When the pandemic hit and I started working from home, I began working longer hours. It got harder and harder to draw the line between work time and personal time. I started feeling more and more burnt out.

Then I realized: I don’t have a productivity problem, I have a physics problem. A space-time problem.

There’s never time to do it all, because — hello! — time is limited.

A day has 24 hours. A year has 12 months. My life has a limited number of both of these.

As Oliver Burkeman explains in his book Four Thousand Weeks, if I deny that fact, then I try to solve my not-getting-everything-done problem with productivity hacks. I go faster on the hamster wheel. I try to work more efficiently, automate things, multi-task. I say “yes” to everything and try to shoehorn it all in. When I get behind, I try to do more to catch up. And the wheel just spins faster.

The problem is not that I haven’t figured out how to make it work.

The problem is that it will never work.

Because life doesn’t work that way. If I believe that I can do it all, all at once, I am living in a fantasy world.

In the real world, I can:

#1. Do a limited number of things.

Not just a limited number of things at a time, but ever.

Realizing that is freeing.
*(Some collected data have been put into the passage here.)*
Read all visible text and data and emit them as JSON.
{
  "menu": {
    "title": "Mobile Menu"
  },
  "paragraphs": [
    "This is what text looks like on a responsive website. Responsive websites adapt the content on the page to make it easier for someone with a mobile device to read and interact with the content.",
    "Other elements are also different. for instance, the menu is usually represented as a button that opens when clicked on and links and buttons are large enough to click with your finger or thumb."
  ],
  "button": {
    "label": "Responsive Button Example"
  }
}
Once I really believe it, I am empowered and can give myself permission to prioritize.

#2. Prioritize, passionately and ruthlessly.
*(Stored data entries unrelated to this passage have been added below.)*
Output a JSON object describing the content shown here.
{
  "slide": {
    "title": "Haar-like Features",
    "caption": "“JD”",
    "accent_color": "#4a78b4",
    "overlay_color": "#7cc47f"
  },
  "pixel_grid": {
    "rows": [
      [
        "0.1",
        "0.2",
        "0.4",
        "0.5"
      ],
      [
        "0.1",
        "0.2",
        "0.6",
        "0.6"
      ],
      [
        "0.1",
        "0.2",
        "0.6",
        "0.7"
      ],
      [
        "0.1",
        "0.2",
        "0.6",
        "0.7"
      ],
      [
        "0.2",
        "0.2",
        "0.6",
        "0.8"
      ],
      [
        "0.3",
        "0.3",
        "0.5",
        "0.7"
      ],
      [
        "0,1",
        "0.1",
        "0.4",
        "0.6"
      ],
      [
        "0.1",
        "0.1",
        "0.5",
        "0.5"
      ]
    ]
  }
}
If I can only do a limited number of things, they’d better be good — no, not just good. They can’t be just “urgent”, or “important” (to whom?), or “a great opportunity”.

They’d better be THE BEST.

What can I get behind 100%? What do I value most, more than anything else?

#3. Focus on strengths.

What am I uniquely suited to do, that nobody else can do (not that nobody else wants to)?

When I embrace the fact that my time is limited, I am naturally moved to do the things that are the best and highest expression of who I am.

I am trusting that the satisfaction inherent in that will more than compensate for checking fewer things off a never-ending to-do list.

And you? Do you have physics problem too?